Batuque era um termo genérico registrado pelos cronistas desde o século XVIII  e que era aplicado a diferentes festas e manifestações afro-brasileiras. Ou seja, lundus, jongo, capoeira, candomblé, tudo era chamado de batuque. Já no século XVIII os batuques eram acusados por uma autoridade judiciária de serem causadores de “brigas, desordens, ferimentos e ainda talvez Mortes, procedimentos estes que são contrários à paz e sossego dos Povos” (Tinhorão, 1988:41).  O motivo estaria em uma combinação explosiva de excesso de bebida, mulheres “prostituídas” e com ciúmes dos seus “amásios” (Idem: 40-41).  
O que estamos querendo dizer é que há fortes indícios de que o refrão da música de João da Baiana é proveniente da época da escravidão. Sua mãe só não fora escrava porque se beneficiara da Lei do Ventre Livre. Ele conviveu com seus avós que haviam sido escravos e que segundo o próprio João da Baiana eram capazes de falar “em Gêge, Angola e Nagô” (Pixinguinha,1970:51).  O contato com outros africanos e descendentes devia ser muito intenso, pois seus avós tinham “uma quitanda de artigos afro-brasileiros no Largo da Sé”. Morando na Cidade Nova, pertinho da Praça Onze, coração daquilo que Heitor dos Prazeres chamou de “África em miniatura”, o menino João, chamado da Baiana pra diferenciá-lo de outros com o mesmo nome, deve ter escutado antigas canções dos escravos e quem sabe até tenha ouvido o Lundu do Pai João alguma vez.

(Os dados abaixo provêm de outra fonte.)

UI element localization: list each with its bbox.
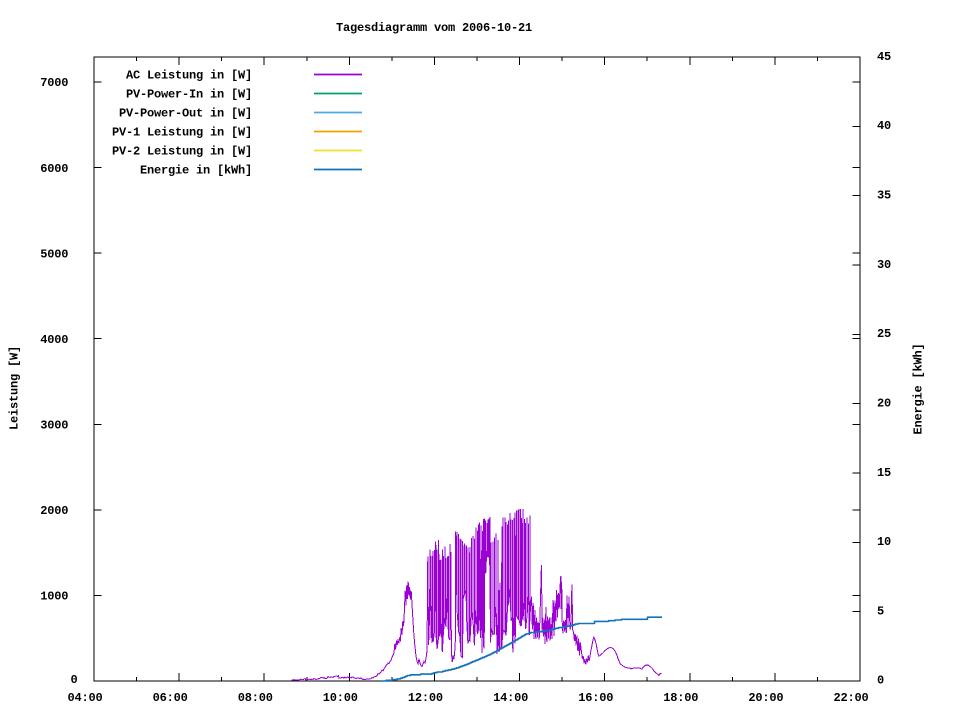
svg-text:PV-Power-In in [W]: PV-Power-In in [W] bbox=[126, 87, 252, 101]
svg-text:08:00: 08:00 bbox=[238, 691, 273, 705]
svg-text:0: 0 bbox=[70, 673, 77, 687]
svg-text:5: 5 bbox=[877, 605, 884, 619]
svg-text:40: 40 bbox=[877, 119, 891, 133]
svg-text:04:00: 04:00 bbox=[67, 691, 102, 705]
svg-text:10:00: 10:00 bbox=[323, 691, 358, 705]
svg-text:0: 0 bbox=[877, 673, 884, 687]
svg-text:PV-2 Leistung in [W]: PV-2 Leistung in [W] bbox=[112, 144, 252, 158]
svg-text:Leistung [W]: Leistung [W] bbox=[8, 346, 22, 430]
svg-text:25: 25 bbox=[877, 327, 891, 341]
svg-text:12:00: 12:00 bbox=[408, 691, 443, 705]
svg-text:35: 35 bbox=[877, 189, 891, 203]
svg-text:06:00: 06:00 bbox=[153, 691, 188, 705]
svg-text:5000: 5000 bbox=[40, 247, 68, 261]
svg-text:14:00: 14:00 bbox=[493, 691, 528, 705]
svg-text:2000: 2000 bbox=[40, 504, 68, 518]
svg-text:20: 20 bbox=[877, 397, 891, 411]
svg-text:7000: 7000 bbox=[40, 76, 68, 90]
svg-text:15: 15 bbox=[877, 466, 891, 480]
svg-text:AC Leistung in [W]: AC Leistung in [W] bbox=[126, 68, 252, 82]
svg-text:Energie [kWh]: Energie [kWh] bbox=[912, 343, 926, 434]
svg-text:30: 30 bbox=[877, 258, 891, 272]
svg-text:3000: 3000 bbox=[40, 419, 68, 433]
svg-text:1000: 1000 bbox=[40, 590, 68, 604]
svg-text:6000: 6000 bbox=[40, 162, 68, 176]
svg-text:PV-1 Leistung in [W]: PV-1 Leistung in [W] bbox=[112, 125, 252, 139]
svg-text:Tagesdiagramm vom 2006-10-21: Tagesdiagramm vom 2006-10-21 bbox=[336, 21, 532, 35]
svg-text:4000: 4000 bbox=[40, 333, 68, 347]
svg-text:16:00: 16:00 bbox=[578, 691, 613, 705]
svg-text:22:00: 22:00 bbox=[833, 691, 868, 705]
svg-text:PV-Power-Out in [W]: PV-Power-Out in [W] bbox=[119, 106, 252, 120]
svg-text:45: 45 bbox=[877, 50, 891, 64]
svg-text:18:00: 18:00 bbox=[663, 691, 698, 705]
svg-text:Energie in [kWh]: Energie in [kWh] bbox=[140, 163, 252, 177]
svg-text:20:00: 20:00 bbox=[748, 691, 783, 705]
svg-text:10: 10 bbox=[877, 535, 891, 549]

É claro que isso é apenas uma suposição. 
É importante notar que o jornalista Vagalume, autor de um dos livros mais importantes para a história do samba, acusa João da Baiana de ter ouvido até demais quando criança, a ponto de depois gravar como se fosse composição sua “aquilo que ouviu e aprendeu no tempo de garoto” (Guimarães,1978:94-95). O que ele não entende é que aqui está ocorrendo um processo contínuo de recriação da tradição (Lopes:1992:61-86) em que diversos materiais “folclóricos” estão sendo bricolados para se fundirem em uma nova tradição. Uma boa amostra disso é o samba que João da Baiana “compôs” com Donga e Pixinguinha, Patrão Prenda Seu Gado,  que mais parece uma colcha de retalhos formada de provérbios, mas que obviamente tem um sentido próprio:

Ô patrão
Ô patrão
Ô patrão, prenda seu gado
Na lavra tem um ditado
Quem mata gado é jurado
Missa de padra é latim
Rapaz solteiro é letrado
Em vim preso da Bahia
Só porque era namorado
Madame Diê, lalá

Samba ioiô, samba iaiá

Que o dia e vem, doná

Eu bem sei

Eu bem sei
Eu bem sei que fui culpado
De vir preso da Bahia
Só porque fui namorado
Vou tirar meu passaporte
Meu camarote de proa
Eu aqui não vou ficar
Vou-me embora pra Lisboa
Senhorita vai ver, doná

Samba ioiô, samba iaiá

Que o dia e vem, doná

Ô, Joana, ô Maria,

Saruê pra que trabalha
No pescoço da cutia
No pavilhão, da atalaia
Era hoje, era ontem, era donte
Era donte, era ontem, era hoje
Sinhazinha mandou me chamá
Corri quatro cantos
Balão de iaiá 

Note-se que em seu depoimento ao MIS, João da Baiana cita Patrão Prenda seu Gado como um exemplo de partido alto, ou seja, de um refrão a partir do qual foi se improvisando (Pixinguinha,1970:54-55). Ou seja, não é uma hipótese tão improvável assim que ele tivesse escutado o refrão de Batuque na Cozinha em uma das inúmeras festas que frequentou desde pequenino, vindo a utilizá-lo anos depois.
Retornemos à letra. 
Além de batuque, há também o uso de Sinhá, ou seja, do termo que designa a senhora de escravos, a que não permitia batuque na cozinha. A referência ao grupo de escravos reunido à roda de uma fogueira fica explícita quando se canta “por causa do batuque eu queimei meu pé”. Aqui também pode haver a ideia de que aquele que cantar na cozinha pode se queimar, ou seja, ser punido. A cozinha, já dentro da Casa Grande, não seria lugar próprio para o batuque, da mesma forma que na cidade que se pretendia uma Paris Tropical não ficava bem a manutenção dos “bárbaros costumes africanos”. Isso levou, como todos sabem, à perseguição empreendida pela polícia aos sambas e candomblés que ocorriam na cidade. O próprio João da Baiana, embora trabalhador regular da estiva desde 1910, pela qual se aposentou com 62 anos de idade, sofrera e muito com esse estado de coisas (Pixinguinha,1970:62):

“MIS – Você foi preso alguma vez por fazer samba?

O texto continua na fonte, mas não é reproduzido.